Tetap setia melanjutkan Nawa Cita Asperda yakni :

  1. Membina dan membangun paguyuban / persaudaraan dikalangan penyedia jasa tranportasi (rental mobil) se Indonesia untuk menjadi suatu persatuan, di dalam hubungan yang harmonis, beretika, santun dan menghormati satu dengan yang lainnya.
  2. Membantu meningkatkan kemajuan pariwisata di Indonesia melalui Asperda
  3. Meningkatkan sumber daya manusia dari pengusaha rent car yang bergabung di organisasi
  4. Meningkatkan sarana dan prasarana guna kesejahteraan anggota
  5. Meningkatkan kerjasama antar pengusaha rent car di daerah se Indonesia
  6. Menciptakan dan meningkatkan keamanan kepada semua anggota
  7. Sebagai mitra transportasi terpercaya, aman dan nyaman kepada masyarakat
  8. Sebagai sarana dari pengusaha rent car untuk menyalurkan kegiatan sosial kepada masyarakat, Sebagai organisasi yang berperan aktif , memberikan dukungan, masukan dan kritikan dalam membantu pemerintahan Indonesia untuk meningkatkan sarana transportasi pada umumnya.

MISI

  1. Mewujudkan impian Asperda, agar bisa di tunjuk pemerintah pusat untuk menjadi organisasi yang resmi mengurusi angkutan sewa di Indonesia. Dan bila itu terjadi Asperda akan bisa ikut serta pemerintah untuk membuat peraturan – peraturan yang ada hubungannya dengan angkutan sewa.

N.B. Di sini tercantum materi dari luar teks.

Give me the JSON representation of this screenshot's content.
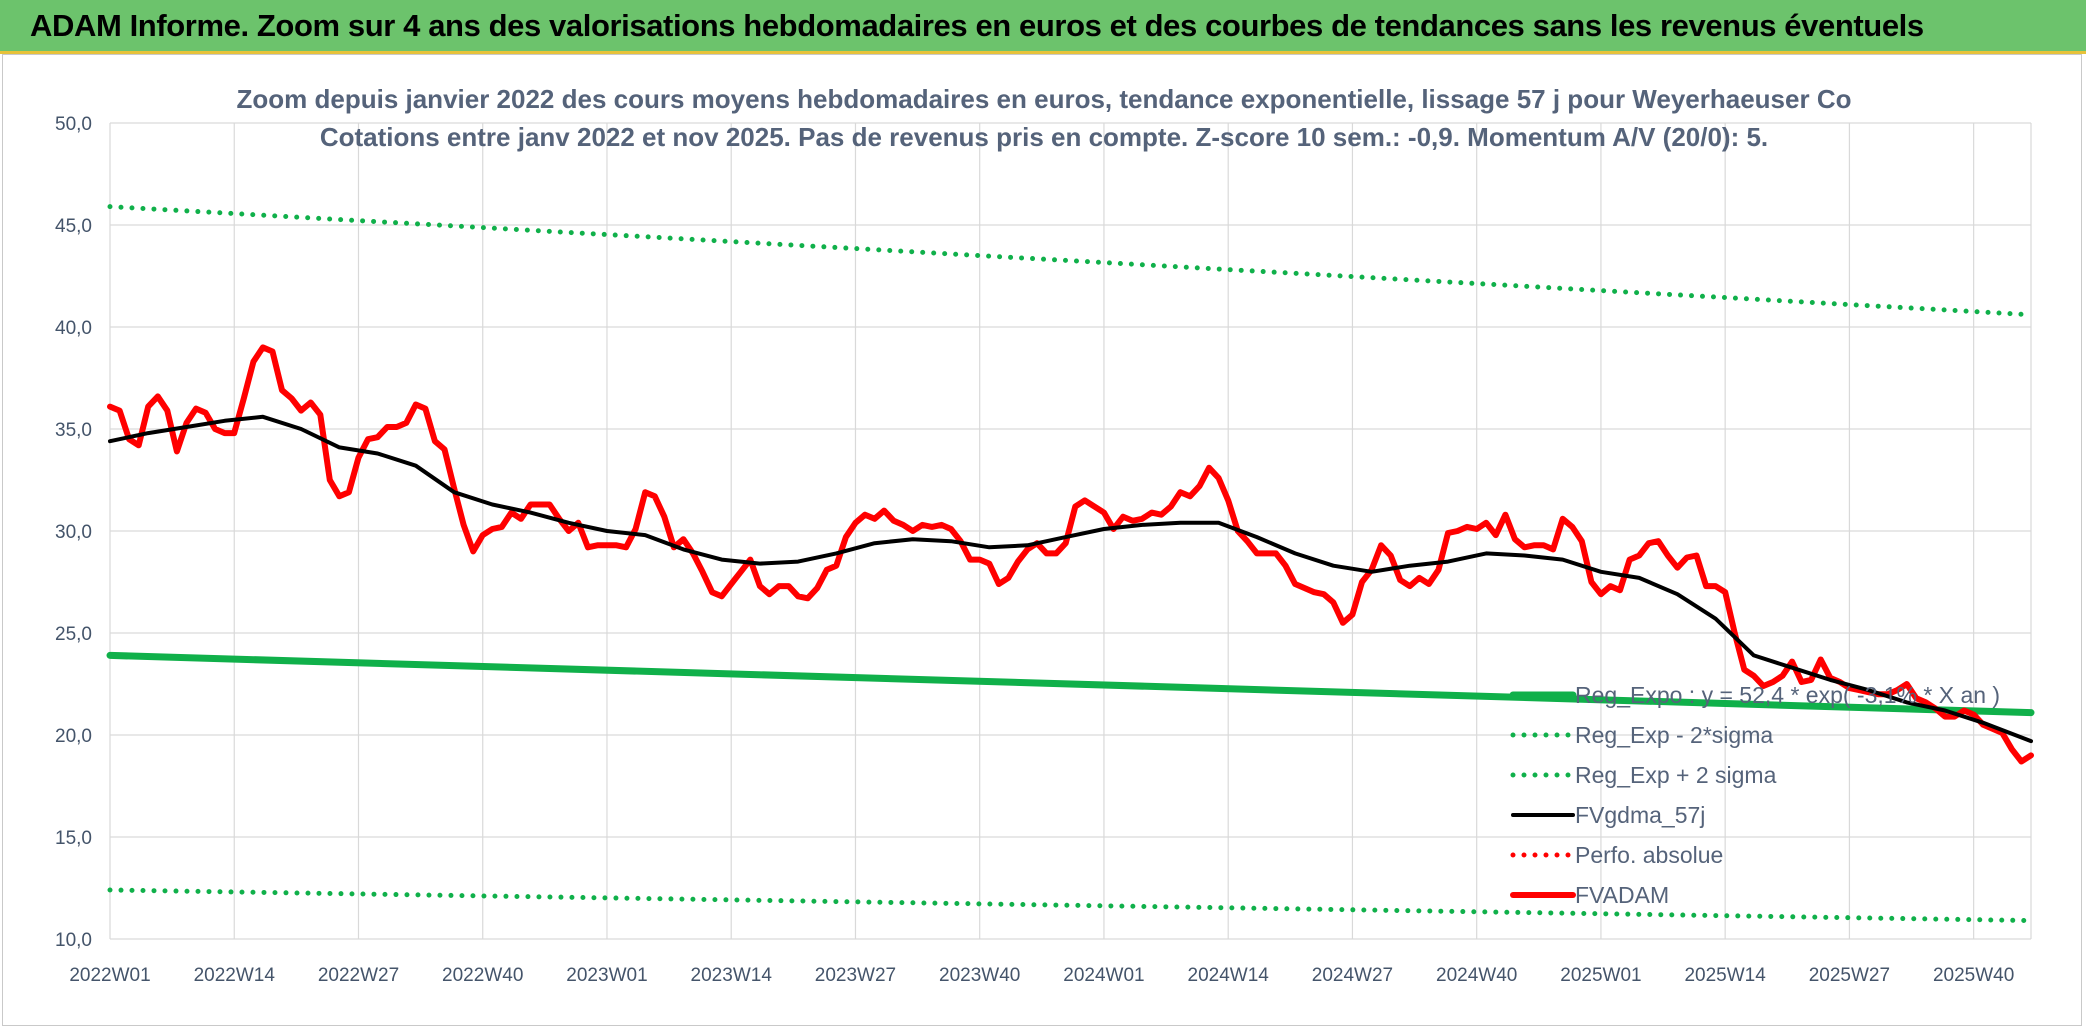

Termasuk mewujudkan program utama yakni Surat Tanda Naik Kendaraan Rental Mobil (STNKR)
  2. Menguatkan finansial organisasi agar bisa menjalankan program organisasi yang sudah di rencanakan.
  3. Pengelolaan dan pengembangan organisasi ke arah yang lebih baik

Untuk menjalankan Visi dan Misi tersebut, saya telah menyusun  Garis Besar Program Asperda (GBPA) yang siap untuk dilaksanakan.

Garis Besar Program Asperda (GBPA)

Program Utama

  1. Secara aktif Ketua Umum meloby dan memperkenalkan Asperda di Pemerintah Pusat, TNI dan POLRI dengan tujuan untuk menjadikan Asperda sebagai Mitra / Vendor / Organisasi Resmi pengadaan angkutan sewa. Dengan begitu, dinas – dinas terkait kalau mau sewa kendaraan bisa melalui anggota Asperda dengan harga yang kompetitif dan pelayanan yang lebih baik.
  2. Secara aktif Ketua Umum meloby  dan membuka jalur komunikasi dan pembahasan dengan Menteri Perhubungan untuk bisa menerbitkan STNKR (Surat Tanda Naik Kendaraan Rental Mobil)  dalam Permenhub.  Dengan adanya Permenhub ini maka teman – teman pengurus DPD bisa naik ke masing – masing pemerintah daerah untuk pengajuan perijinan dan penerbitan STNKR, karena yang bisa mendapatkan STNKR ini di khususkan untuk anggota Asperda.
  3. Secara aktif Ketua Umum meloby dan membuka jalur komunikasi dengan Menteri Pariwisata,  dengan memberikan informasi bahwa ada organisasi angkutan sewa yang siap mensukseskan pariwisata Indonesia yakni ASPERDA dalam bentuk Nota Kesepakatan (MOU). Dengan tag line: ‘Visit in Indonesia with Asperda’ atau ‘Tour in Indonesia with Asperda’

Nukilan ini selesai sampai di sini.